接客などの丁寧さがデパートの強みかもしれませんが、正直に申し上げてデパートの接客が丁寧で洗練されているとはあまり思えないんです。あまり具体的に書くのも「クレーマー」めくので気が引けますが、高級感をはき違えた慇懃無礼さがなんとも心地悪いですし、店員さんが意外に商品知識がなくてこちらが困惑することも多いです。あるデパートなど試着を申し出たところ、店員さんに「あ、試着室、遠いんで」とにべもなく断られてしまいました。いったい何キロ先に試着室があるのかな。

業界に詳しい知人によると「デパートの店員さんは、その会社のプロパーだけでなく、衣料メーカーからの派遣も多く入っているので、自分のメーカー以外の商品知識が薄かったり、そのデパートの接客品質を共有できていなかったりするのかもしれませんね」とのことでした。なるほど〜。でも客には分からないですよね、そんなこと。

カードを持ってかれるのが恐い

それから、デパートではカードで支払いをすると店員さんがカードを奥のレジまで持って行ってしまうことが多いですよね。あれもものすごく不安になります。お金の出し入れを客に見せないためか、レジは遠くの隠れたところにあって、それがデパートならではの接客だという「思想」なんでしょうけど、決済端末が進化していまやAppleStoreみたいに店員が端末を携帯してレジを廃止しているような時代なのに、いまだに何十年も前のシステムで動いているのは驚異的です。

中国も大昔は全ての商品が対面販売で、店員さんの「“没有”攻撃」を交わしながら何とか物を見つけて支払伝票を書いてもらい、それを別の場所にある“收銀處”(出納窓口)に持って行って支払いを済ませ、支払い済みとハンコを押された伝票を持って売り場に戻ってやっと品物を受け取れる……というシステムでしたが、日本のデパートの会計システムは2019年の現在でもそれに似たようなことをやっているのですね。

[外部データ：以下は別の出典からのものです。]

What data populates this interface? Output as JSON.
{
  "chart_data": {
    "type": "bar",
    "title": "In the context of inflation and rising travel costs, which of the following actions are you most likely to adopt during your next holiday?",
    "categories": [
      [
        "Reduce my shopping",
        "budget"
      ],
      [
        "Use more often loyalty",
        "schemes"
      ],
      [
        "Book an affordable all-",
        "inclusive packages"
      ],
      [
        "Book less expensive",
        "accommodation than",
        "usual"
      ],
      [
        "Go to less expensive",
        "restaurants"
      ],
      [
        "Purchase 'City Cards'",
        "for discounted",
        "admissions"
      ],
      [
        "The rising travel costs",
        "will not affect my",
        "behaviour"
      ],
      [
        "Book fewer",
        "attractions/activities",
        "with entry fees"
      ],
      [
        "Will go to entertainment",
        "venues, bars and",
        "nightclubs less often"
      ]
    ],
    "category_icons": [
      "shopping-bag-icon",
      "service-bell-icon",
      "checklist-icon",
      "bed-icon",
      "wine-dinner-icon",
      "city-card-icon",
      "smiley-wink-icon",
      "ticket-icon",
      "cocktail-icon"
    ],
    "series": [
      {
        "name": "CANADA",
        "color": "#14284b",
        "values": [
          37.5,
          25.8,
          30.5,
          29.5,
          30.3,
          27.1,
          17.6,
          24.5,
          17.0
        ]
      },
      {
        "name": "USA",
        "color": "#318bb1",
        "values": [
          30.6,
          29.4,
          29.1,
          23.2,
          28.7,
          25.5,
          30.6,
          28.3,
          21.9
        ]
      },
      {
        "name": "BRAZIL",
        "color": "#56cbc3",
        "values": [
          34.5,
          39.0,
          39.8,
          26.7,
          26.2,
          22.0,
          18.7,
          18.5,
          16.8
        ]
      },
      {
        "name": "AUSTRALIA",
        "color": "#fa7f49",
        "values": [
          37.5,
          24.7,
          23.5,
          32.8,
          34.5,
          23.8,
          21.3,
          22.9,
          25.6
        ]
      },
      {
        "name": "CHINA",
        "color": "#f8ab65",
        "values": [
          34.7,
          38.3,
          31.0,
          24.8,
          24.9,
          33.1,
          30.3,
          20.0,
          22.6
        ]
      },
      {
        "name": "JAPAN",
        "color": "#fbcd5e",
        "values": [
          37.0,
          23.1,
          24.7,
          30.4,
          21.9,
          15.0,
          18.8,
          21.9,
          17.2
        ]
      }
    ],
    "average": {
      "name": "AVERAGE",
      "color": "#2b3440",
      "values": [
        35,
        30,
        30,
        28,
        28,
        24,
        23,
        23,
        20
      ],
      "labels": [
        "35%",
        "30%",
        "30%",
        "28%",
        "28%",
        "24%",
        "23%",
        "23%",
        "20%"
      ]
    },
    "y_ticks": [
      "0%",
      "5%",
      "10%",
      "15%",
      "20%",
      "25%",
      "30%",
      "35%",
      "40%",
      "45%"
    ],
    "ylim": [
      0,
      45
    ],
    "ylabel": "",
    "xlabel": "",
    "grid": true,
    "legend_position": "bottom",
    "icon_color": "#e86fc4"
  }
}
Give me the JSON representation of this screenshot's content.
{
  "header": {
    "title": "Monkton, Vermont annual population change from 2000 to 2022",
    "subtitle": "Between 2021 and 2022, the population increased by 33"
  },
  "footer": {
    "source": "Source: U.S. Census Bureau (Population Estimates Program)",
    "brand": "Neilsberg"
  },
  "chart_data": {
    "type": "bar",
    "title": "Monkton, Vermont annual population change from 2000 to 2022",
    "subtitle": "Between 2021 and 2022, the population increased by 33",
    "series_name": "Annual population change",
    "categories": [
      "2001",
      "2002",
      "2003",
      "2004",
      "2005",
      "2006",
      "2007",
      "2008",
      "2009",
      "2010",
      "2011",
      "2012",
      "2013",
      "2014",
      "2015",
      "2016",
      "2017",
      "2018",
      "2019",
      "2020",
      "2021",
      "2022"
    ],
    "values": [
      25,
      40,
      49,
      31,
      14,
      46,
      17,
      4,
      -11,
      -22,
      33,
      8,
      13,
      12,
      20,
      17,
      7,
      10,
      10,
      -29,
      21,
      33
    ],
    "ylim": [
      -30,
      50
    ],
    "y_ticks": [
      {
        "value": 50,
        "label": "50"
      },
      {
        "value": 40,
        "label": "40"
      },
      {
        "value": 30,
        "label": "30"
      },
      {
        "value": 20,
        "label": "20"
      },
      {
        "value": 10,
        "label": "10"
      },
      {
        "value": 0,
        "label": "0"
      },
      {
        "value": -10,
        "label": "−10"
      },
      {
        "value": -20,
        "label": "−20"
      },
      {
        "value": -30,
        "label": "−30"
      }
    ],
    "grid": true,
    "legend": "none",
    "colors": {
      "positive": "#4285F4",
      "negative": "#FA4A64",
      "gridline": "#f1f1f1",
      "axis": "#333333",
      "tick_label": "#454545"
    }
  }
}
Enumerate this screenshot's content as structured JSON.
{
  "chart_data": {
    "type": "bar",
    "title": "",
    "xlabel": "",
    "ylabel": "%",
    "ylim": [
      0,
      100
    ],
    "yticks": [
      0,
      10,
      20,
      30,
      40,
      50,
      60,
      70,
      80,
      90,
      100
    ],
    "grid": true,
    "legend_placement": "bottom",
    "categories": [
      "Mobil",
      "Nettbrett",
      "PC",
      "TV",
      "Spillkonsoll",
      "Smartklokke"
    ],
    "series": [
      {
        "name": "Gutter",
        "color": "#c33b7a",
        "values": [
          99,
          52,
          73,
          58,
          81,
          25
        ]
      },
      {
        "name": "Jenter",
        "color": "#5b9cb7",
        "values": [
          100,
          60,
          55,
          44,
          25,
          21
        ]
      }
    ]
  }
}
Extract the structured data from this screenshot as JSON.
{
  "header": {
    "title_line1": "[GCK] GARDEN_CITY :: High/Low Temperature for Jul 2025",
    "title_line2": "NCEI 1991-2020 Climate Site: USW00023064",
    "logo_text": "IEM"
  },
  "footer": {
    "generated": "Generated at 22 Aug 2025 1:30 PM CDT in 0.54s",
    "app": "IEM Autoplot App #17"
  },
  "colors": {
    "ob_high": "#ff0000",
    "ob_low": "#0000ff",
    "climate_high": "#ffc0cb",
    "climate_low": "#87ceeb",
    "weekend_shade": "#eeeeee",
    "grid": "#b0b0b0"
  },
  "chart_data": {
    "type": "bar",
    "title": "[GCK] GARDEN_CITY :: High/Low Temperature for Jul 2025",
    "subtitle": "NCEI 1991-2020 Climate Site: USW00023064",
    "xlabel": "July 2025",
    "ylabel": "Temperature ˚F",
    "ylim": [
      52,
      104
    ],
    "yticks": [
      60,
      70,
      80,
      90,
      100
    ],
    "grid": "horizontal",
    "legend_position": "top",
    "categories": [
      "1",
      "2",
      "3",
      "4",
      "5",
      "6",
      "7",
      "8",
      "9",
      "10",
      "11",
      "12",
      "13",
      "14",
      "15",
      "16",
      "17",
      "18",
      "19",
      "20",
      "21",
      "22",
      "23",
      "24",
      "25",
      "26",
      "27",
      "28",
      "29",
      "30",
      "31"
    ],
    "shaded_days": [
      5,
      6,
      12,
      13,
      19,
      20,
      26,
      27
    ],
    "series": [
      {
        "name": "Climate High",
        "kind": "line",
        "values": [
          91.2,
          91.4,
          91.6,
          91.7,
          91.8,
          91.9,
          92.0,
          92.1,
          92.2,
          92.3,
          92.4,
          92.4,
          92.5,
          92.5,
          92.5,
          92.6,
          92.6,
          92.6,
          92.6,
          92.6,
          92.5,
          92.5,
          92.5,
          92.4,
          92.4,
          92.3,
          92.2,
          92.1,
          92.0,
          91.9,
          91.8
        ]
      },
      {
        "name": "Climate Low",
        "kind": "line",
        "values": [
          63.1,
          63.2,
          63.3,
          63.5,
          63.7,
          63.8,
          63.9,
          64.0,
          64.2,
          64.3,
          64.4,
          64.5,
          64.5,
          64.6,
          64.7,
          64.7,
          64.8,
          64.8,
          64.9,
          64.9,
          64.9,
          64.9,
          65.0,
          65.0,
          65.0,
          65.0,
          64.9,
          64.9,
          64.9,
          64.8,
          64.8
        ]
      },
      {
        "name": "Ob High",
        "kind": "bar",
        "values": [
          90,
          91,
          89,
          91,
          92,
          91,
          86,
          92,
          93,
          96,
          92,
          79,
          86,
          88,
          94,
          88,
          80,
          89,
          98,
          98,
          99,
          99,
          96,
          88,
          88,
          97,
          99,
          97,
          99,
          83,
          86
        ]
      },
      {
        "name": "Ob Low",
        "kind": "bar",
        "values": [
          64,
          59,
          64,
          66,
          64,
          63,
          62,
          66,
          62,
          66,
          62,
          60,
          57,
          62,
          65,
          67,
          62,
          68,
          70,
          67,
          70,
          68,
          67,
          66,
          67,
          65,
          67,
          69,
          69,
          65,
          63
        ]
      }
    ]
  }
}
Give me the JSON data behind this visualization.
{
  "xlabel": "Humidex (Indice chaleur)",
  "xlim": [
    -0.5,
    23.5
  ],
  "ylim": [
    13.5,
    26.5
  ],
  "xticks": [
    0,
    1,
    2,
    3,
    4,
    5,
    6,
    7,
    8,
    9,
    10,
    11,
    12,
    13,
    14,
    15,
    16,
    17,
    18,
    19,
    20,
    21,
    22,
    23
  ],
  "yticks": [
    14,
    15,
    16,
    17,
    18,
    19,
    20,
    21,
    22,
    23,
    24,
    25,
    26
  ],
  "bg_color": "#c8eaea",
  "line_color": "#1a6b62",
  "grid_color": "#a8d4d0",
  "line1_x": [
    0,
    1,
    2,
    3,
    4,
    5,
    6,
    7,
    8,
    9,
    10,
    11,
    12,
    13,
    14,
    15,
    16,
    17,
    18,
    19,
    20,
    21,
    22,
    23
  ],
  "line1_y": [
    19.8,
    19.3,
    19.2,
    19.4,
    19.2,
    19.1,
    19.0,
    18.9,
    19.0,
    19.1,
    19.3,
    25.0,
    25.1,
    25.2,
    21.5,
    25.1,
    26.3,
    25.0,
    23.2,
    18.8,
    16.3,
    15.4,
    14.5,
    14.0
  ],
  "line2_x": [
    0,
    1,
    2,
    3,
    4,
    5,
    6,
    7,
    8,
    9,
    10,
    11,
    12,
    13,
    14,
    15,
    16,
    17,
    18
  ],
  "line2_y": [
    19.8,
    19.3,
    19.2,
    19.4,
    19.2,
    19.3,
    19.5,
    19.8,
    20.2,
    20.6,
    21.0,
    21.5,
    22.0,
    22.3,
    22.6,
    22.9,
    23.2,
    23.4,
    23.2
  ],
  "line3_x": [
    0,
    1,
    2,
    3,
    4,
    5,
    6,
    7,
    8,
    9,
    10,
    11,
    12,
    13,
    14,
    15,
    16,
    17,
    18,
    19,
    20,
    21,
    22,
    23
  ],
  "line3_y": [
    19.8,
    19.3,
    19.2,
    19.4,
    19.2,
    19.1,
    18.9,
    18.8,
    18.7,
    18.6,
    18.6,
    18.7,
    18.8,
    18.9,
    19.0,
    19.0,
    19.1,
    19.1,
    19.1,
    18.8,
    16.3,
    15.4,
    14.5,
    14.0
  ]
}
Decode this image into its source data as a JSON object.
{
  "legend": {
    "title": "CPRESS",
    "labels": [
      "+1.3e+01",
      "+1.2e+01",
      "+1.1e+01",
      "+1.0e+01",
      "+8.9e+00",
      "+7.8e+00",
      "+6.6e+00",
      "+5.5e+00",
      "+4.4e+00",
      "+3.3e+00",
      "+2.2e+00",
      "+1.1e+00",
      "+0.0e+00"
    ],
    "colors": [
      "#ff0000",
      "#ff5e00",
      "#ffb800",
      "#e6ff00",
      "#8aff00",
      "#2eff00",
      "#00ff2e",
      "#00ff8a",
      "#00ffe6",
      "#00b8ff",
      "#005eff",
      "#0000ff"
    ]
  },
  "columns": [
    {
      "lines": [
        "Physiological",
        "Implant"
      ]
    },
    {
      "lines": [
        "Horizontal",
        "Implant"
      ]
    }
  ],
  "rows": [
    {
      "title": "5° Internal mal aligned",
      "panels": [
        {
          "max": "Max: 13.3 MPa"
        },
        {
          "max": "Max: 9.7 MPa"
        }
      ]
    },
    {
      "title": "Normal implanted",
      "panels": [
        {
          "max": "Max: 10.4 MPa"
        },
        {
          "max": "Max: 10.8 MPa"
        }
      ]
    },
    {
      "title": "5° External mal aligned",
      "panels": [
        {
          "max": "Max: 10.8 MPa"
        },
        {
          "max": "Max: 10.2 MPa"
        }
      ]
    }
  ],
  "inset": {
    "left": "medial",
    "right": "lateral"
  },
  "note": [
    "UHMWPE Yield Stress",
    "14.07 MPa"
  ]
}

それに自分の番号が書かれたクレジットカードがいったん奥に消えるのって、恐くありません? 店員さんを疑うわけじゃないけど、スキミングでも何でもし放題じゃないですか。私は実際に番号を盗まれたことがあるので(デパートでじゃありません。ネット上でです)、正直に申し上げて長時間他人にカードを渡すのは恐いです。

デパートは、すでにその価格に見合うだけの付加価値はないんじゃないかと思います。ただ、唯一デパートの売り場でまだ独自の光を放っているように思えるのは、いわゆる「デパ地下」です。外国人観光客も多く集まっていて活気があり、活気があるから店員さんの表情も明るくイキイキしているように思えます。でもここも例えば「駅ナカ」みたいな売り場がどんどん充実してきているので、将来にわたっても安泰かどうかは分からないですよね。